Guidance Expanded to Reflect Developments in Reporting Economic Evaluations of Health Interventions
As part of the adoption process for new drugs, devices, or medical procedures, healthcare decision-makers must compare health economic evaluations of new products to studies of other available options. Standardized guidelines for reporting enable authors, journal editors, peer-reviewers, and all decision-makers to interpret and compare evaluations more accurately.
ISPOR has published updated economic evaluation reporting standards, CHEERS 2022, based on the work of their Good Research Practices Task Force. The update includes a new 28-item checklist (available at ispor.org/cheers/).
Josephine Mauskopf, PhD, Vice of President Health Economics at RTI Health Solutions and member of the ISPOR task force, has kindly agreed to answer a few questions about CHEERS 2022.
Q: What perspectives did you bring to the Task Force?
A: I review a lot of journal articles both as an associate editor and as a peer-reviewer, so I'm very interested in studies being reported fully and transparently so that peer-reviewers and editors can assess their quality. I am also interested in economic evaluations being presented in ways that make them accessible to non-technical audiences.
Q: What is most important about this new update?
A: It works to clarify that reporting guidelines are not methods guidelines.
While researchers have sometimes used CHEERS as a methods guideline, that is not its purpose. Its purpose is to set transparent reporting standards. The updated guidance is careful not to make methods statements or requirements but rather to clarify that authors should report on what methods were used so that reviewers can judge their credibility, validity, and relevance.
For example, you might create a static model, or you could choose to create an elaborate, dynamic simulation. CHEERS does not say, do one or the other; it says, tell us what you did. If you used assumptions, we want to know what they were and how you determined them.
Ideally, we want to have the ability to replicate the research using the methods, assumptions, and data you describe and produce the same answer.
Q: What happens if authors don't use the CHEERS 2022 guidance?
A: I don't know for sure. I believe that authors will get through the peer-review process more quickly if they have followed the reporting guidelines. Some editors might decide not to send it for review unless the authors have completed the checklist. As an associate editor or peer-reviewer, I always point out limitations if certain things aren't presented.
Q: Do you have any advice regarding the updated standards for companies who outsource their HEOR?
A: They might want to require completion of the CHEERS checklist along with any study report. It could be requested as a deliverable.
Q: Is there anything you'd like to say about reporting that we haven't covered?

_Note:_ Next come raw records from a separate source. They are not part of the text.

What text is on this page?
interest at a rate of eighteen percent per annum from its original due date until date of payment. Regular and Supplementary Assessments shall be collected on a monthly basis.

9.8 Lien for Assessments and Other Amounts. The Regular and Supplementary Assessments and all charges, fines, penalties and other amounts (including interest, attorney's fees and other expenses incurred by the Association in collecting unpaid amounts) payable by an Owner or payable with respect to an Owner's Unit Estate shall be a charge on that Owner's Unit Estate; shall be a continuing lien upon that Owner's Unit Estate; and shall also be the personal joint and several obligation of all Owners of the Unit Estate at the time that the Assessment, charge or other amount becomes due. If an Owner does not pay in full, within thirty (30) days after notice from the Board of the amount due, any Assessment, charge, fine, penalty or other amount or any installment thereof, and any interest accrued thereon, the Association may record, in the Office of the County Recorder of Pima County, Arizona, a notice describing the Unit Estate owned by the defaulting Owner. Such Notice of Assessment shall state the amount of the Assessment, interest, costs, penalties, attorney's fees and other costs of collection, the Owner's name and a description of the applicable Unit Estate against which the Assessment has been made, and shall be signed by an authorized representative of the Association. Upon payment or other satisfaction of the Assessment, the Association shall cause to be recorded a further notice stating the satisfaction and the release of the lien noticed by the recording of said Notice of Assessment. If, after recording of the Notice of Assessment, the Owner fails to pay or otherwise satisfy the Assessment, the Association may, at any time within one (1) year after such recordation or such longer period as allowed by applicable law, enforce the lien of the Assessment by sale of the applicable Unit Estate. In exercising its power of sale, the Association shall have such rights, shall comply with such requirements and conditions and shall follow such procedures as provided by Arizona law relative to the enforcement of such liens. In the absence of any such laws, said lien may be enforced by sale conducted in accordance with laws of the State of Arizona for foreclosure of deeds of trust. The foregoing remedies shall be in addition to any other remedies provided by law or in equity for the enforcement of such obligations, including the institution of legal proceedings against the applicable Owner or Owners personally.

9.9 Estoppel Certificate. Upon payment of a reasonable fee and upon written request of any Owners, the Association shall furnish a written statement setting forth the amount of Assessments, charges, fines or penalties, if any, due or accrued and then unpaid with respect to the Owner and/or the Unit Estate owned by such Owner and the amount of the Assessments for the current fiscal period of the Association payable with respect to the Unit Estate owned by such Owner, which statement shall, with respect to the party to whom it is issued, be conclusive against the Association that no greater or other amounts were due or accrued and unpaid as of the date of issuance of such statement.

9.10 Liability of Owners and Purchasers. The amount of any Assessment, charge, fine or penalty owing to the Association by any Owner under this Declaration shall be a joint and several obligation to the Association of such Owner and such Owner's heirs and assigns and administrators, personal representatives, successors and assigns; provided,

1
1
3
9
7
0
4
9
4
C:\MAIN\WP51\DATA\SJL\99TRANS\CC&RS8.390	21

A: Yes. You know, not everyone who reads studies that include economic evaluations is a technical expert in such analyses. As processes have evolved to include patients and providers, we need to make it so that they can understand the basic rationale for the design of the evaluation. There's no reason why even a complex economic evaluation can't be made comprehensible.
I hope that the new CHEERS guidance will result in the reporting of economic evaluations in a way that will help journal editors and technical reviewers determine the quality of submitted studies. Equally important, I hope that they will help authors convey the findings transparently to all groups who might make decisions based on the studies – including patients, providers, and third-party payers.